A nova reformulação da estratégia em curso, com o acento tónico no social, não passa de uma manobra oportunista para angariar apoios e votos. Lamentavelmente essa vertente social é artificial, não corresponde à opção ideológica que anima a direcção do PSD e não consubstancia uma visão global da sociedade”.

“Reafirmo que sou social-democrata e a experiência liberal, nos mais diversos países, tem sido um desastre tal, que não a quero para o meu país”.

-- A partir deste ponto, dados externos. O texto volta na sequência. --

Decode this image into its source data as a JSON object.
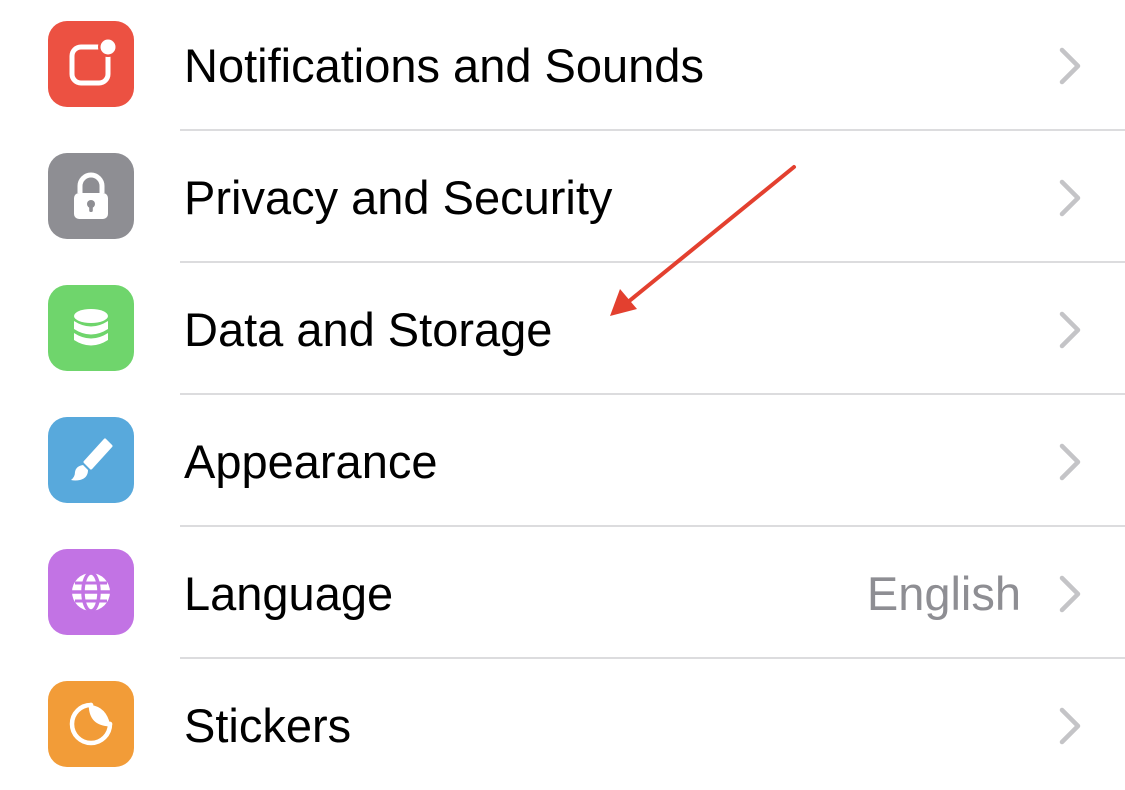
{
  "settings": {
    "items": [
      {
        "label": "Notifications and Sounds",
        "value": "",
        "icon": "notification-badge-icon",
        "color": "#ec5142"
      },
      {
        "label": "Privacy and Security",
        "value": "",
        "icon": "lock-icon",
        "color": "#8e8e93"
      },
      {
        "label": "Data and Storage",
        "value": "",
        "icon": "database-icon",
        "color": "#6fd56c"
      },
      {
        "label": "Appearance",
        "value": "",
        "icon": "paintbrush-icon",
        "color": "#58a9dc"
      },
      {
        "label": "Language",
        "value": "English",
        "icon": "globe-icon",
        "color": "#c273e4"
      },
      {
        "label": "Stickers",
        "value": "",
        "icon": "sticker-icon",
        "color": "#f29c38"
      }
    ]
  },
  "annotation": {
    "color": "#e3402f",
    "points_to": "Data and Storage"
  }
}
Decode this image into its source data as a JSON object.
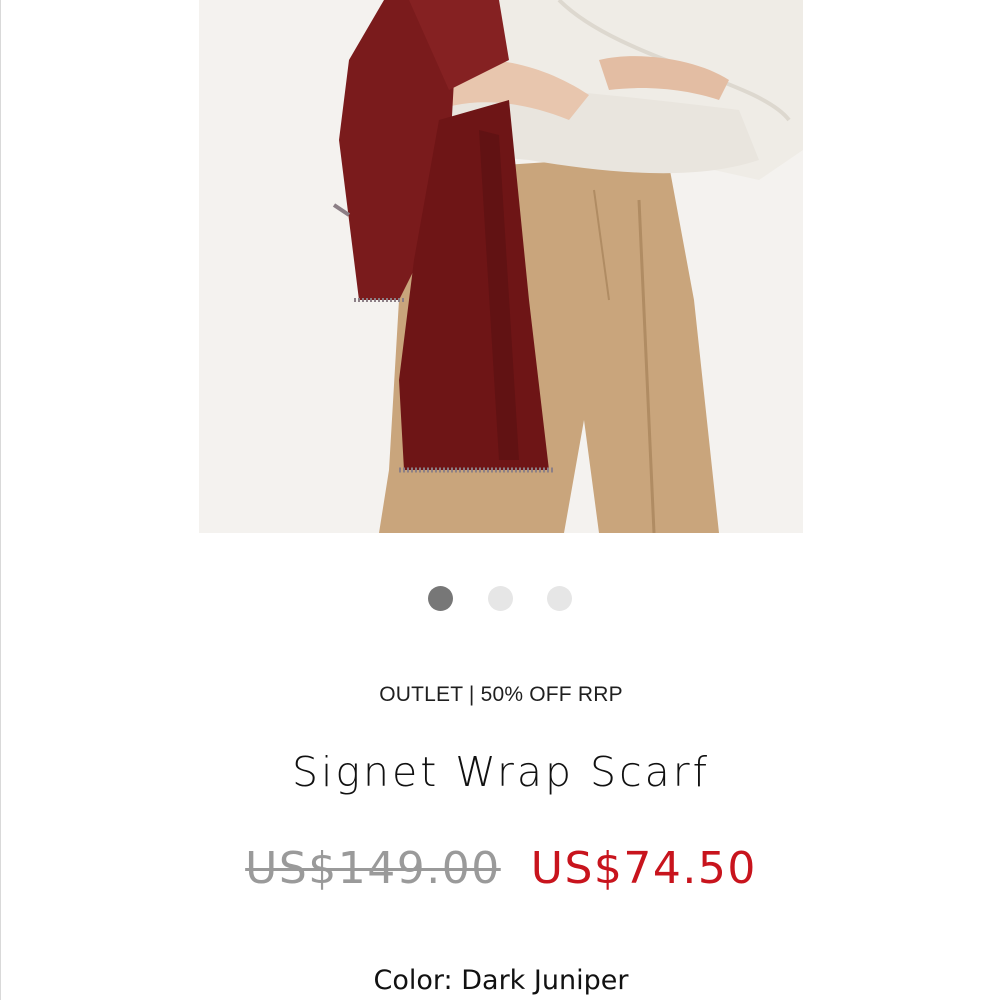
{
  "product": {
    "image_alt": "Model wearing red scarf with white blouse and beige trousers",
    "eyebrow": "OUTLET | 50% OFF RRP",
    "title": "Signet Wrap Scarf",
    "price_original": "US$149.00",
    "price_sale": "US$74.50",
    "color_label": "Color:",
    "color_value": "Dark Juniper"
  },
  "carousel": {
    "total_slides": 3,
    "active_index": 0
  },
  "colors": {
    "sale_price": "#c8141d",
    "original_price": "#9a9a9a",
    "dot_active": "#777777",
    "dot_inactive": "#e6e6e6",
    "scarf": "#7a1b1c"
  }
}
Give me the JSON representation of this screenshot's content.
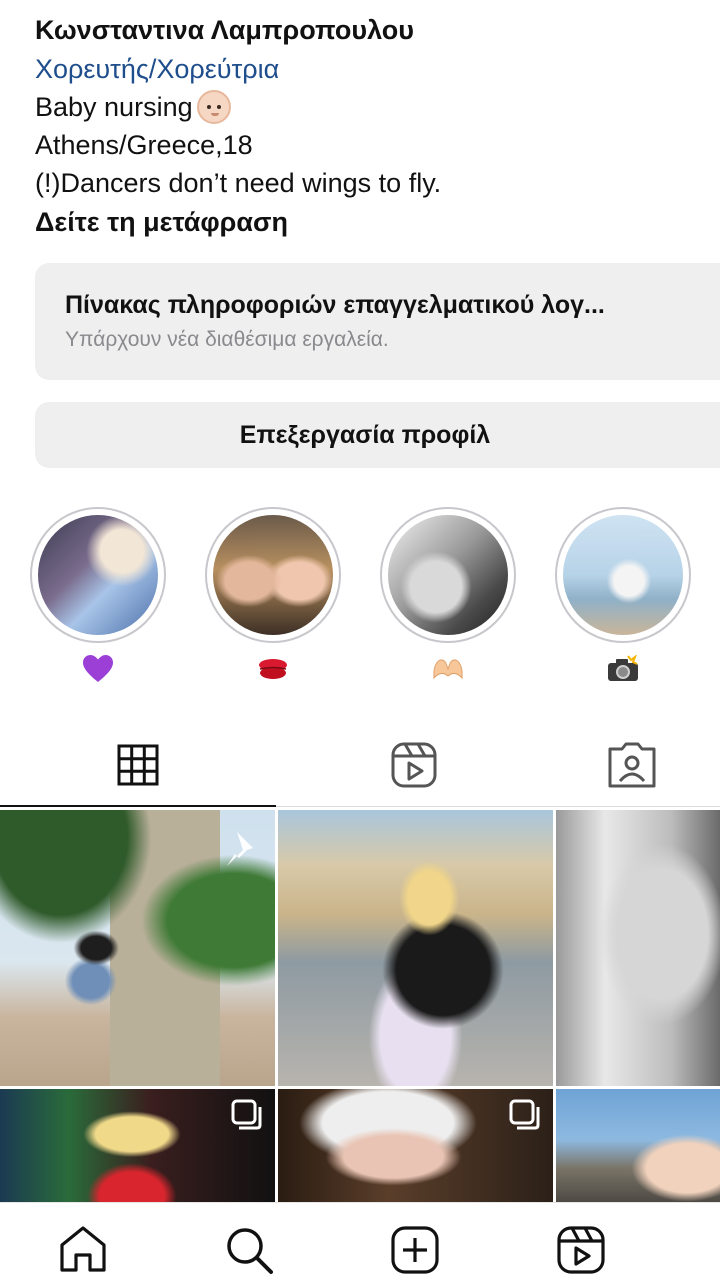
{
  "profile": {
    "name": "Κωνσταντινα Λαμπροπουλου",
    "category": "Χορευτής/Χορεύτρια",
    "bio_line_1": "Baby nursing",
    "bio_line_1_emoji": "baby-face-icon",
    "bio_line_2": "Athens/Greece,18",
    "bio_line_3": "(!)Dancers don’t need wings to fly.",
    "see_translation": "Δείτε τη μετάφραση"
  },
  "dashboard": {
    "title": "Πίνακας πληροφοριών επαγγελματικού λογ...",
    "subtitle": "Υπάρχουν νέα διαθέσιμα εργαλεία."
  },
  "edit_profile_label": "Επεξεργασία προφίλ",
  "highlights": [
    {
      "icon": "purple-heart-icon"
    },
    {
      "icon": "kiss-mark-icon"
    },
    {
      "icon": "heart-hands-icon"
    },
    {
      "icon": "camera-flash-icon"
    }
  ],
  "tabs": [
    {
      "icon": "grid-icon",
      "active": true
    },
    {
      "icon": "reels-icon",
      "active": false
    },
    {
      "icon": "tagged-icon",
      "active": false
    }
  ],
  "grid_posts": [
    {
      "type": "pinned",
      "icon": "pin-icon"
    },
    {
      "type": "photo"
    },
    {
      "type": "photo"
    },
    {
      "type": "carousel",
      "icon": "multiple-posts-icon"
    },
    {
      "type": "carousel",
      "icon": "multiple-posts-icon"
    },
    {
      "type": "photo"
    }
  ],
  "bottom_nav": [
    {
      "icon": "home-icon"
    },
    {
      "icon": "search-icon"
    },
    {
      "icon": "create-icon"
    },
    {
      "icon": "reels-icon"
    }
  ],
  "colors": {
    "category_link": "#1f4e8c",
    "button_bg": "#efeff0",
    "muted_text": "#8a8a8e"
  }
}
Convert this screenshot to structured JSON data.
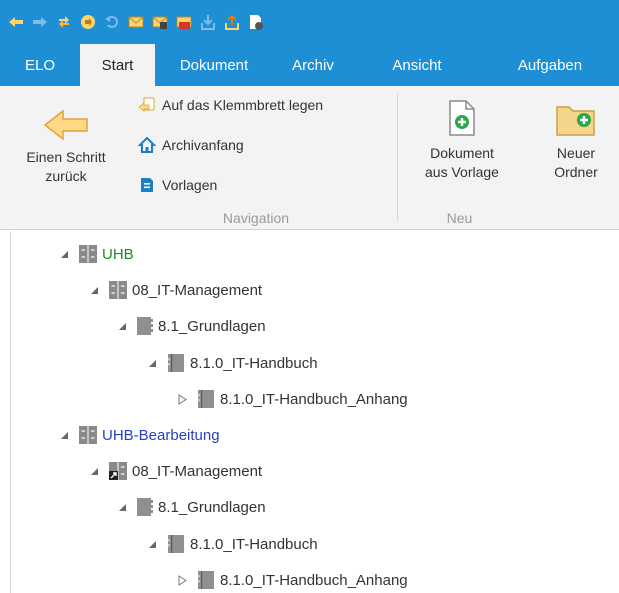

Infelizmente, – e como eu gostaria de poder cantar como Amália Rodrigues “ quem me dera ter desenganos”, o tempo, mesmo que alguns não queiram ver, vai dar-me razão e, esgotados os argumentos desculpabilizantes, a prova da incapacidade do actual executivo em construir uma política de crescimento e desenvolvimento para o nosso País será uma realidade.

O que está, igualmente, em causa neste tempo conturbado é a regeneração de um sistema político-partidário que está esgotado e que coloca em crise os princípios da República, os princípios da igualdade, da fraternidade e da liberdade.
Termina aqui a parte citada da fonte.